By Carol Biliczky (Knight Ridder Newspapers)

This is the time of year to rake the leaves, install fresh batteries in the smoke detectors and to get your fireplace inspected – a task too often overlooked.

While the alternative can be house fires, even death, many people postpone this humble chore as long as the fireplace looks good.

“The normal American human nature is that people don’t look at it until it breaks,” said Harry Hunter, owner of hunter’s 3 Chimney Service in Mantua, Ohio, and president of the Ohio Chimney Service Association.  “Then it could be a major repair or cost them their lif3e.”

According to the National Fire Protection Agency in Quincy, Mass., heating equipment – fireplaces, heaters and the like – rivals smoking as the leading cause of home  fire deaths every January, February and March.
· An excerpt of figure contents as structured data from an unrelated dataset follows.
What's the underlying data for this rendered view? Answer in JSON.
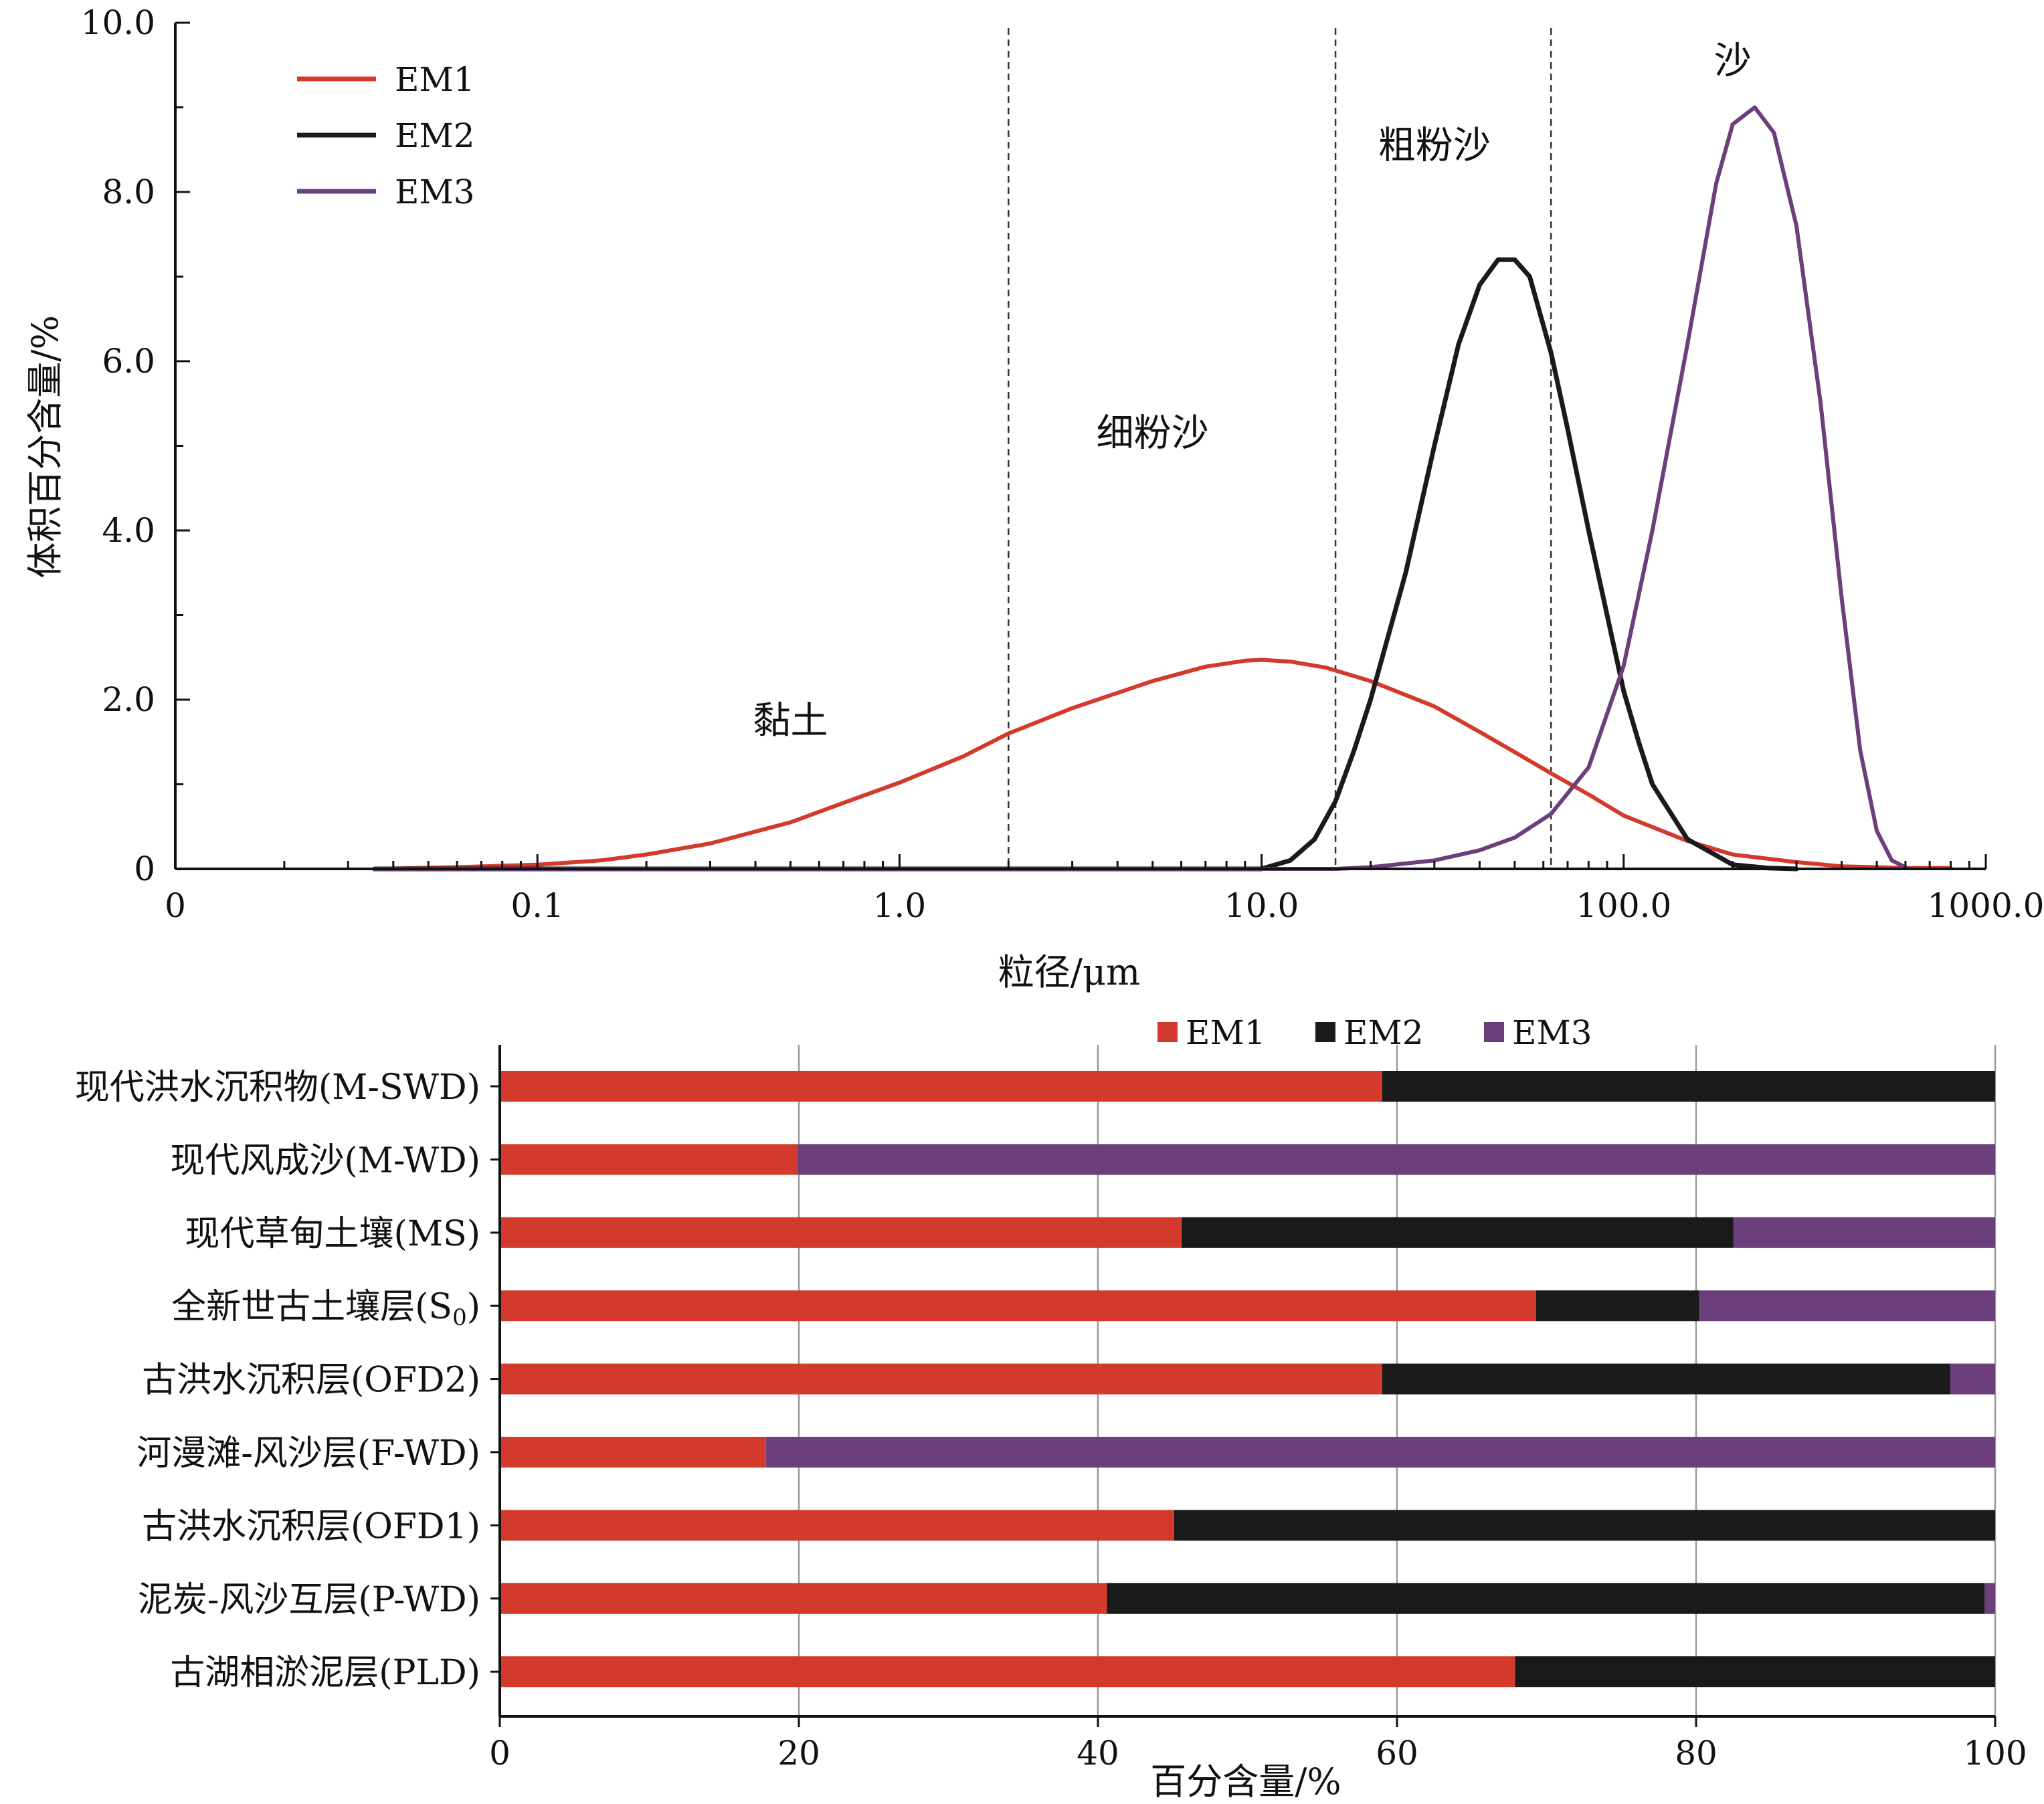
{
  "chart_data": [
    {
      "type": "line",
      "xlabel": "粒径/μm",
      "ylabel": "体积百分含量/%",
      "xscale": "log",
      "xlim": [
        0.01,
        1000
      ],
      "ylim": [
        0,
        10
      ],
      "x_tick_labels": [
        {
          "value": 0.01,
          "label": "0"
        },
        {
          "value": 0.1,
          "label": "0.1"
        },
        {
          "value": 1,
          "label": "1.0"
        },
        {
          "value": 10,
          "label": "10.0"
        },
        {
          "value": 100,
          "label": "100.0"
        },
        {
          "value": 1000,
          "label": "1000.0"
        }
      ],
      "y_tick_labels": [
        {
          "value": 0,
          "label": "0"
        },
        {
          "value": 2,
          "label": "2.0"
        },
        {
          "value": 4,
          "label": "4.0"
        },
        {
          "value": 6,
          "label": "6.0"
        },
        {
          "value": 8,
          "label": "8.0"
        },
        {
          "value": 10,
          "label": "10.0"
        }
      ],
      "grid": false,
      "legend_position": "top-left",
      "boundaries_um": [
        2,
        16,
        63
      ],
      "zone_labels": [
        {
          "text": "黏土",
          "x": 0.5,
          "y": 1.6
        },
        {
          "text": "细粉沙",
          "x": 5,
          "y": 5.0
        },
        {
          "text": "粗粉沙",
          "x": 30,
          "y": 8.4
        },
        {
          "text": "沙",
          "x": 200,
          "y": 9.4
        }
      ],
      "series": [
        {
          "name": "EM1",
          "color": "#d33a2c",
          "x": [
            0.0355,
            0.06,
            0.1,
            0.15,
            0.2,
            0.3,
            0.5,
            0.7,
            1.0,
            1.5,
            2.0,
            3.0,
            5.0,
            7.0,
            9.0,
            10.0,
            12.0,
            15.0,
            20.0,
            30.0,
            40.0,
            50.0,
            63.0,
            80.0,
            100.0,
            150.0,
            200.0,
            300.0,
            400.0,
            500.0,
            600.0,
            700.0,
            800.0
          ],
          "y": [
            0,
            0.02,
            0.05,
            0.1,
            0.17,
            0.3,
            0.55,
            0.78,
            1.02,
            1.33,
            1.6,
            1.9,
            2.22,
            2.39,
            2.46,
            2.47,
            2.45,
            2.38,
            2.22,
            1.92,
            1.62,
            1.38,
            1.13,
            0.88,
            0.63,
            0.33,
            0.17,
            0.08,
            0.03,
            0.02,
            0.01,
            0.01,
            0.01
          ]
        },
        {
          "name": "EM2",
          "color": "#1a1a1a",
          "x": [
            0.0355,
            1.0,
            10.0,
            12.0,
            14.0,
            16.0,
            18.0,
            20.0,
            25.0,
            30.0,
            35.0,
            40.0,
            45.0,
            50.0,
            55.0,
            63.0,
            70.0,
            80.0,
            90.0,
            100.0,
            110.0,
            120.0,
            150.0,
            200.0,
            250.0,
            300.0
          ],
          "y": [
            0,
            0,
            0,
            0.1,
            0.35,
            0.8,
            1.4,
            2.0,
            3.5,
            5.0,
            6.2,
            6.9,
            7.2,
            7.2,
            7.0,
            6.1,
            5.2,
            4.0,
            3.0,
            2.1,
            1.5,
            1.0,
            0.35,
            0.05,
            0.01,
            0
          ],
          "linestyle": "thick"
        },
        {
          "name": "EM3",
          "color": "#6a3f7c",
          "x": [
            0.0355,
            10.0,
            16.0,
            20.0,
            30.0,
            40.0,
            50.0,
            63.0,
            80.0,
            100.0,
            120.0,
            150.0,
            180.0,
            200.0,
            230.0,
            260.0,
            300.0,
            350.0,
            400.0,
            450.0,
            500.0,
            550.0,
            600.0
          ],
          "y": [
            0,
            0,
            0,
            0.02,
            0.1,
            0.22,
            0.37,
            0.65,
            1.2,
            2.4,
            4.0,
            6.2,
            8.1,
            8.8,
            9.0,
            8.7,
            7.6,
            5.5,
            3.2,
            1.4,
            0.45,
            0.1,
            0.02
          ]
        }
      ]
    },
    {
      "type": "bar",
      "orientation": "horizontal",
      "stacked": true,
      "xlabel": "百分含量/%",
      "xlim": [
        0,
        100
      ],
      "x_tick_labels": [
        "0",
        "20",
        "40",
        "60",
        "80",
        "100"
      ],
      "grid": true,
      "legend_position": "top-right",
      "categories": [
        "现代洪水沉积物(M-SWD)",
        "现代风成沙(M-WD)",
        "现代草甸土壤(MS)",
        "全新世古土壤层(S",
        "古洪水沉积层(OFD2)",
        "河漫滩-风沙层(F-WD)",
        "古洪水沉积层(OFD1)",
        "泥炭-风沙互层(P-WD)",
        "古湖相淤泥层(PLD)"
      ],
      "category_subscripts": [
        "",
        "",
        "",
        "0",
        "",
        "",
        "",
        "",
        ""
      ],
      "category_suffixes": [
        "",
        "",
        "",
        ")",
        "",
        "",
        "",
        "",
        ""
      ],
      "series": [
        {
          "name": "EM1",
          "color": "#d33a2c",
          "values": [
            59.0,
            19.9,
            45.6,
            69.3,
            59.0,
            17.8,
            45.1,
            40.6,
            67.9
          ]
        },
        {
          "name": "EM2",
          "color": "#1a1a1a",
          "values": [
            41.0,
            0,
            36.9,
            10.9,
            38.0,
            0,
            54.9,
            58.7,
            32.1
          ]
        },
        {
          "name": "EM3",
          "color": "#6a3f7c",
          "values": [
            0,
            80.1,
            17.5,
            19.8,
            3.0,
            82.2,
            0,
            0.7,
            0
          ]
        }
      ]
    }
  ]
}
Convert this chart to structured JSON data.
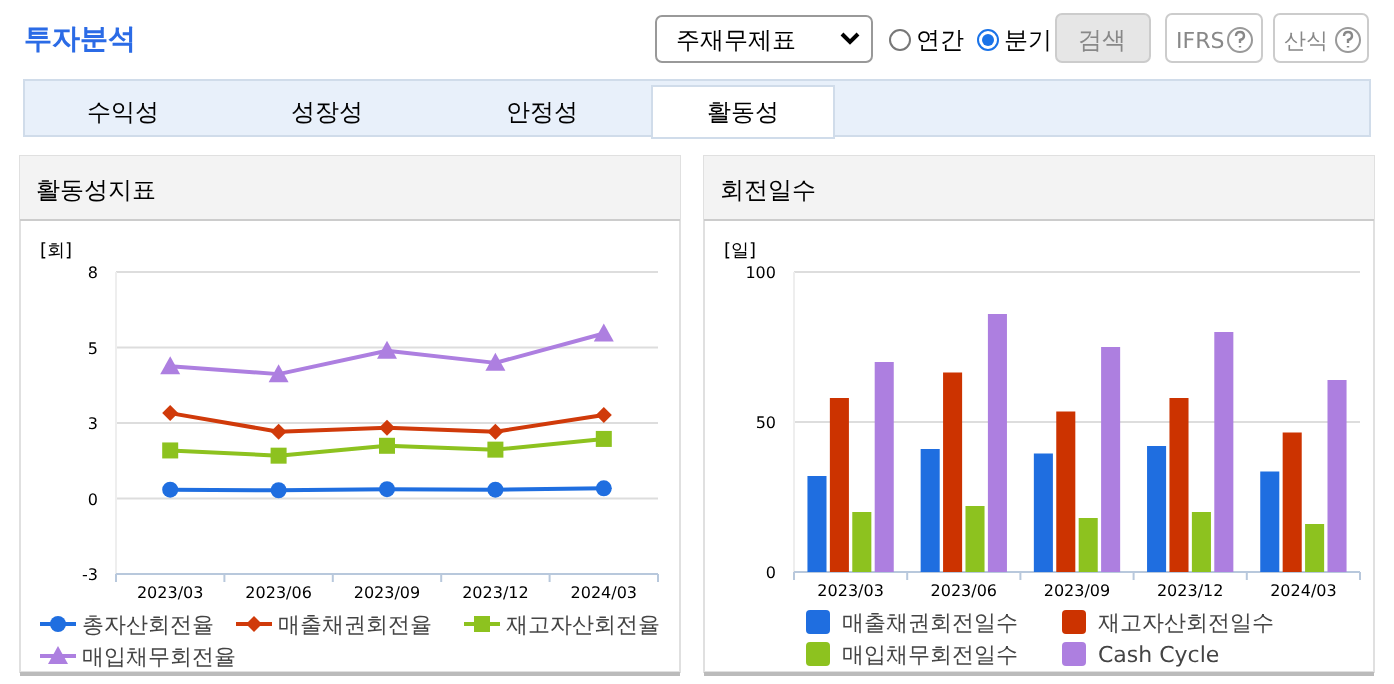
{
  "chart_data": [
    {
      "type": "other",
      "title": "투자분석",
      "annotations": [
        "주재무제표",
        "연간",
        "분기",
        "검색",
        "IFRS",
        "산식",
        "수익성",
        "성장성",
        "안정성",
        "활동성"
      ]
    },
    {
      "type": "line",
      "title": "활동성지표",
      "ylabel": "[회]",
      "categories": [
        "2023/03",
        "2023/06",
        "2023/09",
        "2023/12",
        "2024/03"
      ],
      "ylim": [
        -2.75,
        8.25
      ],
      "yticks": [
        {
          "value": -2.75,
          "label": "-3"
        },
        {
          "value": 0,
          "label": "0"
        },
        {
          "value": 2.75,
          "label": "3"
        },
        {
          "value": 5.5,
          "label": "5"
        },
        {
          "value": 8.25,
          "label": "8"
        }
      ],
      "grid": "y",
      "legend": "bottom",
      "series": [
        {
          "name": "총자산회전율",
          "color": "#1f6ee0",
          "marker": "circle",
          "values": [
            0.32,
            0.3,
            0.34,
            0.32,
            0.37
          ]
        },
        {
          "name": "매출채권회전율",
          "color": "#d03a0a",
          "marker": "diamond",
          "values": [
            3.11,
            2.43,
            2.58,
            2.43,
            3.04
          ]
        },
        {
          "name": "재고자산회전율",
          "color": "#8dc21f",
          "marker": "square",
          "values": [
            1.75,
            1.56,
            1.92,
            1.78,
            2.17
          ]
        },
        {
          "name": "매입채무회전율",
          "color": "#ad7fe0",
          "marker": "triangle",
          "values": [
            4.82,
            4.53,
            5.38,
            4.94,
            6.01
          ]
        }
      ]
    },
    {
      "type": "bar",
      "title": "회전일수",
      "ylabel": "[일]",
      "categories": [
        "2023/03",
        "2023/06",
        "2023/09",
        "2023/12",
        "2024/03"
      ],
      "ylim": [
        0,
        100
      ],
      "yticks": [
        0,
        50,
        100
      ],
      "grid": "y",
      "legend": "bottom",
      "series": [
        {
          "name": "매출채권회전일수",
          "color": "#1f6ee0",
          "values": [
            32,
            41,
            39.5,
            42,
            33.5
          ]
        },
        {
          "name": "재고자산회전일수",
          "color": "#cc3300",
          "values": [
            58,
            66.5,
            53.5,
            58,
            46.5
          ]
        },
        {
          "name": "매입채무회전일수",
          "color": "#8dc21f",
          "values": [
            20,
            22,
            18,
            20,
            16
          ]
        },
        {
          "name": "Cash Cycle",
          "color": "#ad7fe0",
          "values": [
            70,
            86,
            75,
            80,
            64
          ]
        }
      ]
    }
  ]
}
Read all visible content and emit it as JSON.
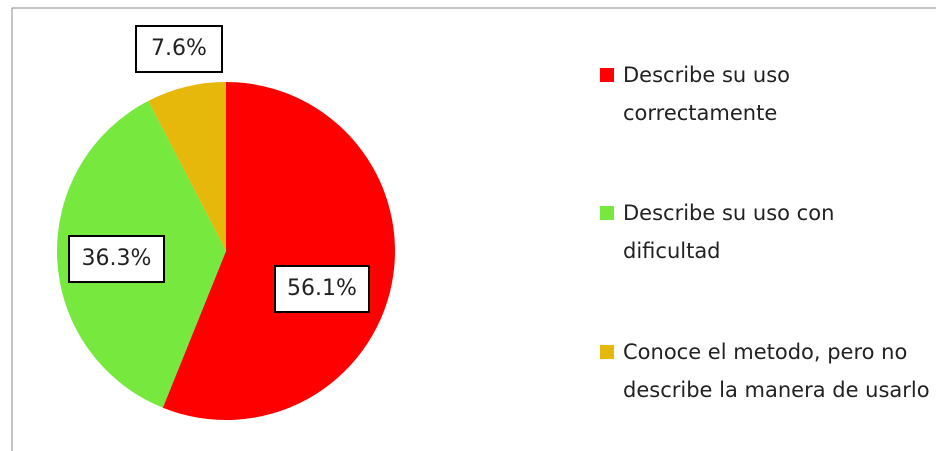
{
  "chart_data": {
    "type": "pie",
    "categories": [
      "Describe su uso correctamente",
      "Describe su uso con dificultad",
      "Conoce el metodo, pero no describe la manera de usarlo"
    ],
    "values": [
      56.1,
      36.3,
      7.6
    ],
    "value_labels": [
      "56.1%",
      "36.3%",
      "7.6%"
    ],
    "colors": [
      "#ff0000",
      "#77e83d",
      "#e6b80c"
    ],
    "legend": "right"
  }
}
In 2001, 3,420 people nationwide died in 368,000 house fires, according to the nonprofit consumer group.

Fortunately, chimney care is one of the easier tasks that homeowners have to tackle, for this reason:  It’s a job you don’t have to do yourself.

Virtually every fire protection agency recommends you hire a professional chimney sweep to inspect your chimney yearly for cracks in the lining, leaks, blockages, dead animals and the like.

Inspections could be the end of the job unless the chimney has at least one-quarter inch of a combustible deposit called creosote.

That much creosote is a hazard that needs to be swept away in case the worst eventually happens and a fire gets out of hand.  The flames could fill the firebox and threaten to burst into the chimney and ignite the creosote.

If that happens, be sure not to use the fireplace again until it has been inspected, the fire marshal’s office warns.  The excessive heat could have cracked the chimney walls and damaged the liner.  If not repaired, that damage may prompt a future fire to spread beyond the flue and into the house.

Inspections are especially valuable for chimneys that are more than 20 years old, as age and deterioration wreak havoc.

Hunter, the Manta chimney sweep, said that better chimney servicing companies will have video-scan equipment that lets them look inside the chimney –a vast improvement over the strategically angled mirrors and lights of yore.

A homeowner can expect to pay $50 to $100 for an inspection and up to $150 for a cleaning and inspection per flue, Hunter said.

Routine maintenance now can save you thousands of dollars when you go to sell your home and find out that the fireplace has big problems that require repairs.

“Keep it inspected and keep it clean and you’ll have a chimney that’ll last you forever, or at least for a very long time,” said Dana Glassner, owner of Fireplaces and More in Green, Ohio.